The German studies - released on Monday (local time) in medical journal JAMA Cardiology - suggested coronavirus infection could be a precursor to heart failure - a decline in the heart's ability to pump blood throughout the body.
The first, a study of 100 patients recently recovered from COVID-19, shows the majority either had cardiac involvement (78 percent) or inflammation (60 percent), "independent of preexisting conditions, severity and overall course of the acute illness".
Three of every four cases tested also had evidence of cardiac injuries similar to those seen in the aftermath of a heart attack.
The other study, which analysed the bodies of 39 COVID-19 patients who'd died during the pandemic, found high levels of coronavirus in the hearts of 24 of them.
"We don't know the long-term consequences of the changes in gene expression yet," Dirk Westermann, a cardiologist at the University Heart and Vascular Centre in Hamburg, told Stat.
"I know from other diseases that it's obviously not good to have that increased level of inflammation."
In the 'key points' section of each study, the authors concluded that the findings indicate the need for investigations into the long-term consequences for the health of those who've contracted COVID-19.
In an opinion piece for JAMA, cardiologists Clyde Yancy and Gregg Fonarow urged scientists to look further into the link between coronavirus and poor heart health outcomes.
"We wish not to generate additional anxiety but rather to incite other investigators to carefully examine existing and prospectively collect new data in other populations to confirm or refute these findings," they wrote.
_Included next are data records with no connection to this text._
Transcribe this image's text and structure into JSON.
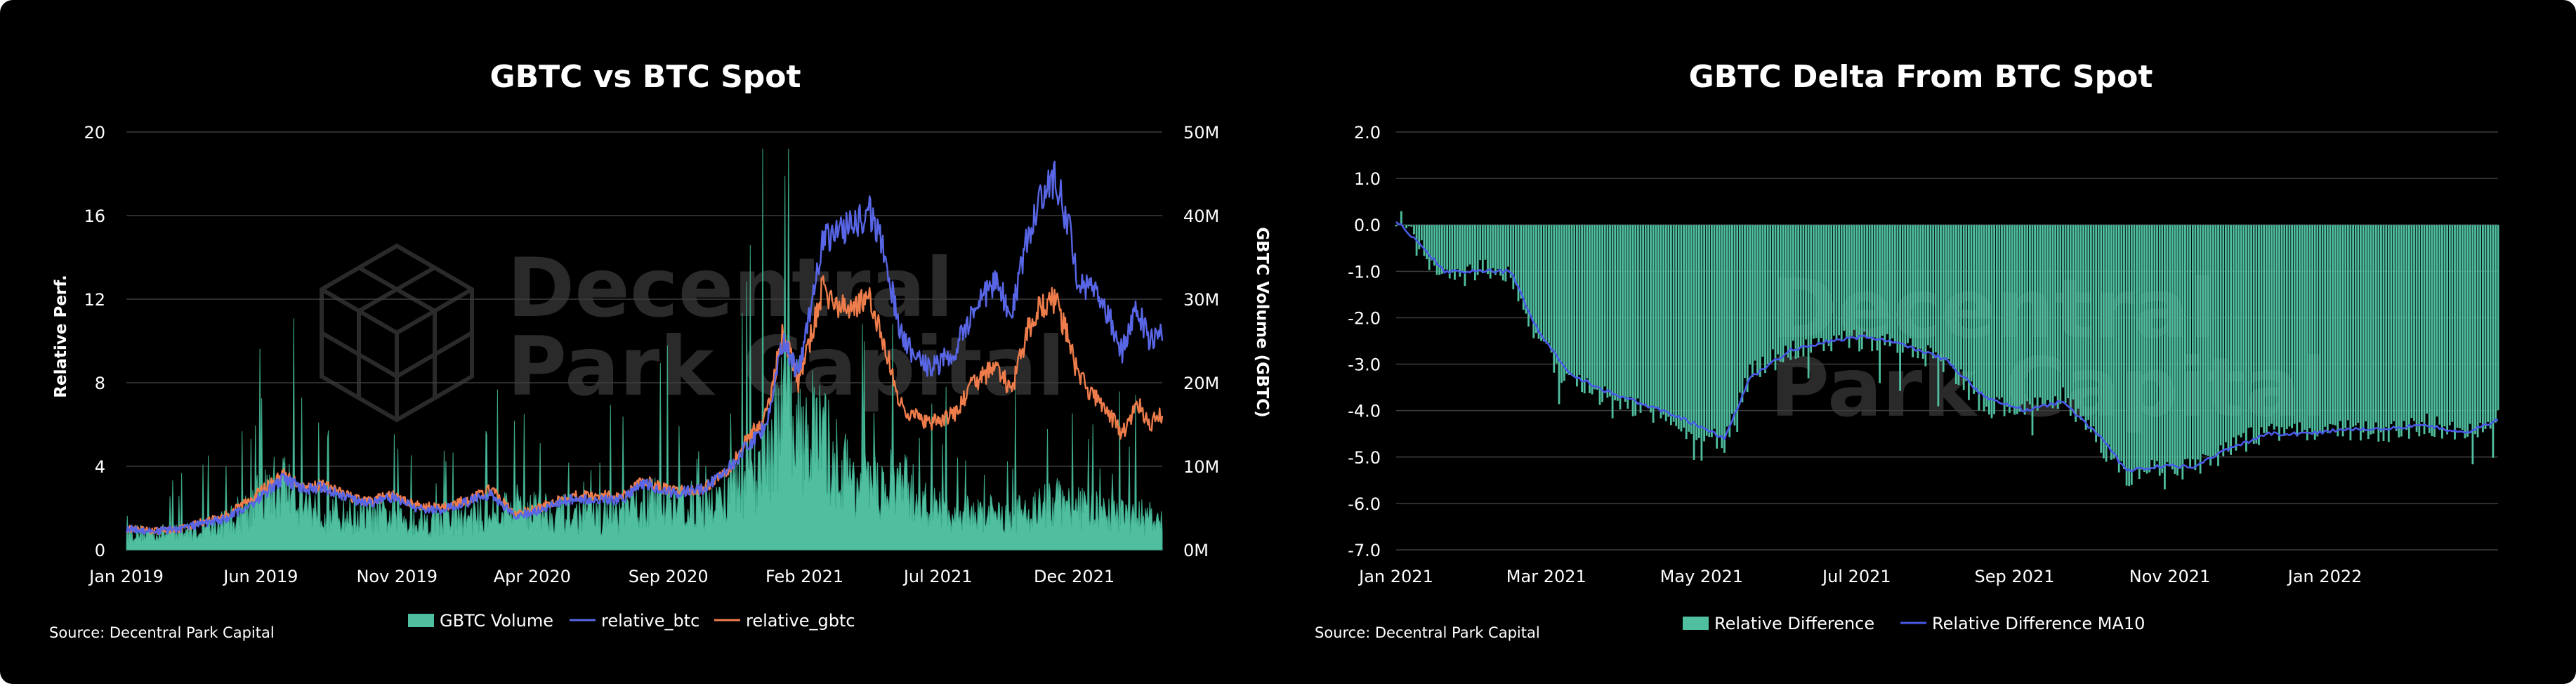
{
  "colors": {
    "background": "#000000",
    "volume": "#4fbf9f",
    "relative_btc": "#5866e6",
    "relative_gbtc": "#ee7d4b",
    "relative_difference": "#4fbf9f",
    "relative_difference_ma10": "#4a5ae8",
    "grid": "#3c3c3c",
    "watermark": "#2a2a2a"
  },
  "watermark": {
    "line1": "Decentral",
    "line2": "Park Capital",
    "icon": "cube-logo-icon"
  },
  "chart_data": [
    {
      "type": "line",
      "title": "GBTC vs BTC Spot",
      "ylabel": "Relative Perf.",
      "y2label": "GBTC Volume (GBTC)",
      "ylim": [
        0,
        20
      ],
      "y2lim": [
        0,
        50000000
      ],
      "yticks": [
        "0",
        "4",
        "8",
        "12",
        "16",
        "20"
      ],
      "y2ticks": [
        "0M",
        "10M",
        "20M",
        "30M",
        "40M",
        "50M"
      ],
      "xticks": [
        "Jan 2019",
        "Jun 2019",
        "Nov 2019",
        "Apr 2020",
        "Sep 2020",
        "Feb 2021",
        "Jul 2021",
        "Dec 2021"
      ],
      "xlim": [
        "2019-01-01",
        "2022-03-10"
      ],
      "grid": true,
      "legend_position": "bottom",
      "source": "Source: Decentral Park Capital",
      "series": [
        {
          "name": "GBTC Volume",
          "kind": "area",
          "axis": "right",
          "x": [
            "2019-01-01",
            "2019-03-01",
            "2019-04-15",
            "2019-05-15",
            "2019-06-10",
            "2019-06-26",
            "2019-07-20",
            "2019-09-01",
            "2019-10-15",
            "2019-11-15",
            "2019-12-20",
            "2020-02-15",
            "2020-03-12",
            "2020-04-15",
            "2020-05-15",
            "2020-07-01",
            "2020-08-10",
            "2020-09-01",
            "2020-10-15",
            "2020-11-15",
            "2020-12-15",
            "2021-01-08",
            "2021-02-10",
            "2021-03-15",
            "2021-04-15",
            "2021-05-19",
            "2021-06-15",
            "2021-07-15",
            "2021-08-15",
            "2021-09-15",
            "2021-10-15",
            "2021-11-15",
            "2021-12-15",
            "2022-01-15",
            "2022-02-15",
            "2022-03-10"
          ],
          "values": [
            2500000,
            2500000,
            3500000,
            6000000,
            8500000,
            10000000,
            7000000,
            5000000,
            5000000,
            4500000,
            4000000,
            5500000,
            6500000,
            6000000,
            5000000,
            5000000,
            7000000,
            7500000,
            6000000,
            9000000,
            13000000,
            20000000,
            18000000,
            12000000,
            9000000,
            10000000,
            7000000,
            5000000,
            5500000,
            5000000,
            6000000,
            7000000,
            6000000,
            5000000,
            5000000,
            4000000
          ]
        },
        {
          "name": "relative_btc",
          "axis": "left",
          "x": [
            "2019-01-01",
            "2019-02-01",
            "2019-03-01",
            "2019-04-01",
            "2019-04-25",
            "2019-05-25",
            "2019-06-26",
            "2019-07-20",
            "2019-08-10",
            "2019-09-01",
            "2019-09-26",
            "2019-10-27",
            "2019-11-25",
            "2019-12-20",
            "2020-01-20",
            "2020-02-15",
            "2020-03-12",
            "2020-04-10",
            "2020-05-10",
            "2020-06-10",
            "2020-07-10",
            "2020-08-05",
            "2020-09-05",
            "2020-10-10",
            "2020-11-10",
            "2020-12-01",
            "2020-12-20",
            "2021-01-08",
            "2021-01-25",
            "2021-02-10",
            "2021-02-21",
            "2021-03-13",
            "2021-04-14",
            "2021-05-01",
            "2021-05-19",
            "2021-06-01",
            "2021-06-22",
            "2021-07-20",
            "2021-08-10",
            "2021-09-06",
            "2021-09-21",
            "2021-10-10",
            "2021-10-20",
            "2021-11-10",
            "2021-11-25",
            "2021-12-04",
            "2021-12-20",
            "2022-01-10",
            "2022-01-24",
            "2022-02-10",
            "2022-02-24",
            "2022-03-10"
          ],
          "values": [
            1.0,
            0.9,
            1.0,
            1.3,
            1.5,
            2.3,
            3.4,
            2.9,
            3.0,
            2.6,
            2.2,
            2.5,
            2.0,
            1.9,
            2.3,
            2.7,
            1.6,
            1.9,
            2.4,
            2.4,
            2.4,
            3.2,
            2.7,
            2.9,
            4.0,
            5.1,
            6.0,
            10.0,
            8.5,
            12.0,
            15.0,
            15.2,
            16.2,
            14.5,
            10.5,
            9.5,
            8.6,
            9.5,
            11.5,
            13.0,
            11.0,
            15.0,
            16.5,
            17.8,
            15.5,
            13.0,
            12.5,
            11.0,
            9.5,
            11.5,
            10.0,
            10.5
          ]
        },
        {
          "name": "relative_gbtc",
          "axis": "left",
          "x": [
            "2019-01-01",
            "2019-02-01",
            "2019-03-01",
            "2019-04-01",
            "2019-04-25",
            "2019-05-25",
            "2019-06-26",
            "2019-07-20",
            "2019-08-10",
            "2019-09-01",
            "2019-09-26",
            "2019-10-27",
            "2019-11-25",
            "2019-12-20",
            "2020-01-20",
            "2020-02-15",
            "2020-03-12",
            "2020-04-10",
            "2020-05-10",
            "2020-06-10",
            "2020-07-10",
            "2020-08-05",
            "2020-09-05",
            "2020-10-10",
            "2020-11-10",
            "2020-12-01",
            "2020-12-20",
            "2021-01-08",
            "2021-01-25",
            "2021-02-10",
            "2021-02-21",
            "2021-03-13",
            "2021-04-14",
            "2021-05-01",
            "2021-05-19",
            "2021-06-01",
            "2021-06-22",
            "2021-07-20",
            "2021-08-10",
            "2021-09-06",
            "2021-09-21",
            "2021-10-10",
            "2021-10-20",
            "2021-11-10",
            "2021-11-25",
            "2021-12-04",
            "2021-12-20",
            "2022-01-10",
            "2022-01-24",
            "2022-02-10",
            "2022-02-24",
            "2022-03-10"
          ],
          "values": [
            1.0,
            0.9,
            1.0,
            1.4,
            1.7,
            2.6,
            3.6,
            3.0,
            3.1,
            2.7,
            2.3,
            2.6,
            2.1,
            2.0,
            2.4,
            2.9,
            1.7,
            2.0,
            2.6,
            2.6,
            2.6,
            3.3,
            2.8,
            2.9,
            4.0,
            5.5,
            6.4,
            10.5,
            8.0,
            10.5,
            12.5,
            11.5,
            12.0,
            10.0,
            7.0,
            6.5,
            6.0,
            6.5,
            8.0,
            8.8,
            7.5,
            10.5,
            11.5,
            12.0,
            10.0,
            8.5,
            7.5,
            6.5,
            5.5,
            7.0,
            6.0,
            6.5
          ]
        }
      ]
    },
    {
      "type": "bar",
      "title": "GBTC Delta From BTC Spot",
      "ylim": [
        -7.0,
        2.0
      ],
      "yticks": [
        "2.0",
        "1.0",
        "0.0",
        "-1.0",
        "-2.0",
        "-3.0",
        "-4.0",
        "-5.0",
        "-6.0",
        "-7.0"
      ],
      "xticks": [
        "Jan 2021",
        "Mar 2021",
        "May 2021",
        "Jul 2021",
        "Sep 2021",
        "Nov 2021",
        "Jan 2022"
      ],
      "xlim": [
        "2021-01-01",
        "2022-03-10"
      ],
      "grid": true,
      "legend_position": "bottom",
      "source": "Source: Decentral Park Capital",
      "series": [
        {
          "name": "Relative Difference",
          "kind": "bar",
          "x": [
            "2021-01-01",
            "2021-01-10",
            "2021-01-20",
            "2021-02-01",
            "2021-02-15",
            "2021-02-25",
            "2021-03-10",
            "2021-03-25",
            "2021-04-10",
            "2021-04-25",
            "2021-05-10",
            "2021-05-20",
            "2021-06-05",
            "2021-06-20",
            "2021-07-05",
            "2021-07-20",
            "2021-08-05",
            "2021-08-20",
            "2021-09-05",
            "2021-09-20",
            "2021-10-05",
            "2021-10-15",
            "2021-10-28",
            "2021-11-10",
            "2021-11-25",
            "2021-12-10",
            "2021-12-25",
            "2022-01-10",
            "2022-01-25",
            "2022-02-10",
            "2022-02-25",
            "2022-03-10"
          ],
          "values": [
            0.2,
            -0.5,
            -1.2,
            -1.0,
            -1.0,
            -2.4,
            -3.4,
            -3.7,
            -4.0,
            -4.4,
            -4.7,
            -3.2,
            -2.7,
            -2.5,
            -2.5,
            -2.6,
            -3.0,
            -3.9,
            -4.0,
            -3.7,
            -4.8,
            -5.4,
            -5.2,
            -5.3,
            -4.8,
            -4.4,
            -4.5,
            -4.4,
            -4.5,
            -4.3,
            -4.5,
            -4.2
          ]
        },
        {
          "name": "Relative Difference MA10",
          "kind": "line",
          "x": [
            "2021-01-01",
            "2021-01-10",
            "2021-01-20",
            "2021-02-01",
            "2021-02-15",
            "2021-02-25",
            "2021-03-10",
            "2021-03-25",
            "2021-04-10",
            "2021-04-25",
            "2021-05-10",
            "2021-05-20",
            "2021-06-05",
            "2021-06-20",
            "2021-07-05",
            "2021-07-20",
            "2021-08-05",
            "2021-08-20",
            "2021-09-05",
            "2021-09-20",
            "2021-10-05",
            "2021-10-15",
            "2021-10-28",
            "2021-11-10",
            "2021-11-25",
            "2021-12-10",
            "2021-12-25",
            "2022-01-10",
            "2022-01-25",
            "2022-02-10",
            "2022-02-25",
            "2022-03-10"
          ],
          "values": [
            0.1,
            -0.4,
            -1.0,
            -1.0,
            -1.0,
            -2.2,
            -3.2,
            -3.6,
            -3.9,
            -4.2,
            -4.6,
            -3.3,
            -2.7,
            -2.5,
            -2.4,
            -2.6,
            -2.9,
            -3.7,
            -4.0,
            -3.8,
            -4.6,
            -5.3,
            -5.2,
            -5.2,
            -4.8,
            -4.5,
            -4.5,
            -4.4,
            -4.4,
            -4.3,
            -4.5,
            -4.2
          ]
        }
      ]
    }
  ]
}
"If this high rate of risk is confirmed... then the crisis of COVID-19 will not abate but will instead shift to a new de novo incidence of heart failure and other chronic cardiovascular complications."
"Given the pressing burden of the ongoing COVID-19 crisis… the concerns we are raising are not theoretical but instead practical and require our due diligence to study and prepare for what may be another dimension of the COVID-19 crisis."
The lasting impacts of coronavirus have not been studied in detail, as the disease only rose to prominence a few months ago.
The focus of research to date has been on finding effective treatments for the disease, which the World Health Organization reports has now infected more than 16 million people globally.